Valentine’s Day. The words conjure up images of hearts and flowers, chocolates and little cupids, greeting cards and stuffed animals with “I love you” tattooed somewhere on their furry exterior.
Valentine’s Day, as we celebrate it, is a good time to remember the loves of our lives. But, like our celebration of Christmas, this day has become yet another exercise in consumerism.
– In 2012, Americans sent an estimated 150 million greeting cards and spent an average of $126 for Valentine’s Day, providing a $17.5 billion input to the national economy.
– By comparison, average spending on Christmas was around $750 and added an estimated $580 billion to the economy last year.

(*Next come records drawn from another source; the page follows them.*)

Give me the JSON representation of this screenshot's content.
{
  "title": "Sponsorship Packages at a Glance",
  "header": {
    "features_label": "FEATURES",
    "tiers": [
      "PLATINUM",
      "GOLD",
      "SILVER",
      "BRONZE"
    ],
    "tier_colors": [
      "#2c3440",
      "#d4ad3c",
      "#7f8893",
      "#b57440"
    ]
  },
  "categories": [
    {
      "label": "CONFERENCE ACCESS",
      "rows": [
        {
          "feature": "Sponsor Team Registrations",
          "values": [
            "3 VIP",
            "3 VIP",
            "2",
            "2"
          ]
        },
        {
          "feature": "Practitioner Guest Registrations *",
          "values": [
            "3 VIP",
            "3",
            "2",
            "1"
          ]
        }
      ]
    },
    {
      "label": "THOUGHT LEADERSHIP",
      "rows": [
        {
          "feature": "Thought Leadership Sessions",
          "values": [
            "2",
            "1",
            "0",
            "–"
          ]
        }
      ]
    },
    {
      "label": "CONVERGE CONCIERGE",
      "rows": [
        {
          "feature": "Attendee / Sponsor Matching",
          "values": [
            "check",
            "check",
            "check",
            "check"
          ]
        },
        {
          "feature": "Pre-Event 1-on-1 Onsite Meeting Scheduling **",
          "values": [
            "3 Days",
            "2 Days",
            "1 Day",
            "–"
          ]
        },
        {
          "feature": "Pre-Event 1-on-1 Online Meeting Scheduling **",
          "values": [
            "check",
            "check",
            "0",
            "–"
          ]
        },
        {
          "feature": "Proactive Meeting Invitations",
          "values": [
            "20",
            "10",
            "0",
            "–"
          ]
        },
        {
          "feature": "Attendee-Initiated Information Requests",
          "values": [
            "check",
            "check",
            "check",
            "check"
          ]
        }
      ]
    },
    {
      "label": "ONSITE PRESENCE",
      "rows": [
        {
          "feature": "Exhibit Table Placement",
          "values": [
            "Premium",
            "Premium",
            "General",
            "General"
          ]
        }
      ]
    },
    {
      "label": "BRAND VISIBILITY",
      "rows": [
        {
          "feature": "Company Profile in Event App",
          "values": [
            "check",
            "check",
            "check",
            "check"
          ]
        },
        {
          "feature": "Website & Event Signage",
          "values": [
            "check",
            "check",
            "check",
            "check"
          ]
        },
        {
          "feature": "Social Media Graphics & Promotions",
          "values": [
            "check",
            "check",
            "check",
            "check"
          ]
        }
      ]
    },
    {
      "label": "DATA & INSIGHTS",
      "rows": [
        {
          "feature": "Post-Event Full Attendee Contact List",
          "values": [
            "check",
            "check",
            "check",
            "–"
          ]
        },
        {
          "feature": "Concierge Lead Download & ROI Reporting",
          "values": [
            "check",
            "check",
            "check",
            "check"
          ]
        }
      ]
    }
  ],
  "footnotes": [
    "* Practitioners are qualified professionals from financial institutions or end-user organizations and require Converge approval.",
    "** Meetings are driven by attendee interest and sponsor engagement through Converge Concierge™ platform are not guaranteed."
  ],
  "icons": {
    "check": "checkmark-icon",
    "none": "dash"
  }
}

– About 196 million roses are prepared for Valentine’s Day each year.
– And here are two of the saddest Valentines Day statistics: according to one survey, 53% of women said they would end their relationship if they didn’t get something; and, 14% percent of women send themselves flowers this day.
It seems the business of Valentine’s Day has taken us far from the original intent of the day, which was to honor an early saint of the church. Valentine’s Day was established to remember the martyrdom of one or more saints by the name of Valentinus in the 200s AD. In the Middle Ages, the day was associated with the tradition of courtly love, with knights pledging their honor to protect fair damsels from whatever evil they might face. But it was 18th century England where the modern practice emerged of expressing love through hand-written cards, flowers and candies. Mass produced cards became a big business in the 19th century, while the 20th century made “accessorizing” this day a must.
All of this seems far removed from the love God demonstrated for us in Christ. And yet, when it comes to love and loyalty, we are no different than our Hebrew and early Christian ancestors in the faith. How many times did the people of Israel turn away from God’s love and break God’s commandments? How many times did the first Christians sin and seem beyond hope of redemption? Too many to count.
And yet God never gives up on God’s people. Here are the words of the prophet Jeremiah:
The days are surely coming, says the Lord, when I will make a new covenant with the house of Israel and the house of Judah…I will put my law within them, and I will write it on their hearts; and I will be their God, and they shall be my people (Jer 31:31, 33).
What better Valentine could we receive than God’s love, written on our hearts? That Valentine came to us in the form of a man—Jesus, the Son of God. In Jesus, there was no mistaking this message that God’s love is for us; it is complete; and, it is unrelenting.
The gift of the Holy Spirit fulfills the promise from Jeremiah that God’s law and God’s love will be inscribed on our hearts. The Holy Spirit is working God’s love into us, like yeast being worked into dough. This is not something that happens in one day. It takes a lifetime for God to work God’s love into us. But God will never leave this job undone. And that is very good news for Valentine’s Day, or any other day.
So when you receive your Valentines this year, remember the best Valentine of all is the one that comes to you, postage free, straight from the living God.